Now, Maria Carballo, a massage therapist based in Cook County, has filed a complaint against Lee, and his assistant, Mac Anderson for five counts, including assault, battery, violation of the Illinois Gender Violence Act, emotional distress and civil conspiracy. The law suit states that during the weekend of 21-23 April, 2017, Carballo was booked for two massage therapy sessions on Lee at the Hyatt Regency Hotel in Chicago. This coincided with the Chicago Comic and Entertainment Expo taking place. Carballo claims that she cut short the first massage session when Lee began to touch himself in her presence, while groaning.

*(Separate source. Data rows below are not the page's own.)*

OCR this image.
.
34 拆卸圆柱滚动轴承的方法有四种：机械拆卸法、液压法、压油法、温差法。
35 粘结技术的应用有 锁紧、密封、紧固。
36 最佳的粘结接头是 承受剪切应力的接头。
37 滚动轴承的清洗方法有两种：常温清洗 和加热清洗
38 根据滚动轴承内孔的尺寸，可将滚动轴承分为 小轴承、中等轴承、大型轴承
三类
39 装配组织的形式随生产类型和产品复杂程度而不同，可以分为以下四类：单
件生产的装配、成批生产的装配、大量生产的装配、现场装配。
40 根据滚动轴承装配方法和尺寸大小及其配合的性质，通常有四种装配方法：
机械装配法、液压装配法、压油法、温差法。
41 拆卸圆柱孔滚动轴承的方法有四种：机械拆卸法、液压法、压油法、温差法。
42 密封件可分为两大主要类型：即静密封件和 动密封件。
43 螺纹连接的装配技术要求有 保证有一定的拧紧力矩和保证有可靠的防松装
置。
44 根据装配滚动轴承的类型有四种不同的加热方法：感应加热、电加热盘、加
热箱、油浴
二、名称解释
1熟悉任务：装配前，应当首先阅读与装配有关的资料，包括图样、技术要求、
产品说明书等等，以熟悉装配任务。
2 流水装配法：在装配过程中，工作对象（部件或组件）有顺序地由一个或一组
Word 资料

After she received an apology from Lee, she returned the next day for the second session. When Lee began groaning again, Carballo says she switched to a Shiatsu massage instead, using her feet. At this point, Lee allegedly grabbed Carballo’s foot and moved it to his genitals, at which point she packed up her things and left. In a statement via her attorneys, Carballo says:

“For a long time, I was afraid to ask anyone to help me hold Mr. Lee accountable for how he treated me. He is rich and famous. I am not. After seeing other women fight to be treated with dignity and respect, I decided, me too. I am still nervous and afraid, but not as much as I was before because I have other people helping me.”

There has been no comment from Lee or any of his legal team yet, but these allegations are deeply concerning given all that has happened in recent months. It’s important to listen to both sides of any story, and undoubtedly there’s an awful lot happening in Lee’s personal life right now. It’s very much a case of he-said, she-said, and we might never get to the bottom of it all. Lee attended the world premiere of Avengers: Infinity War last night. Hopefully, these troubling events won’t overshadow the movie’s release.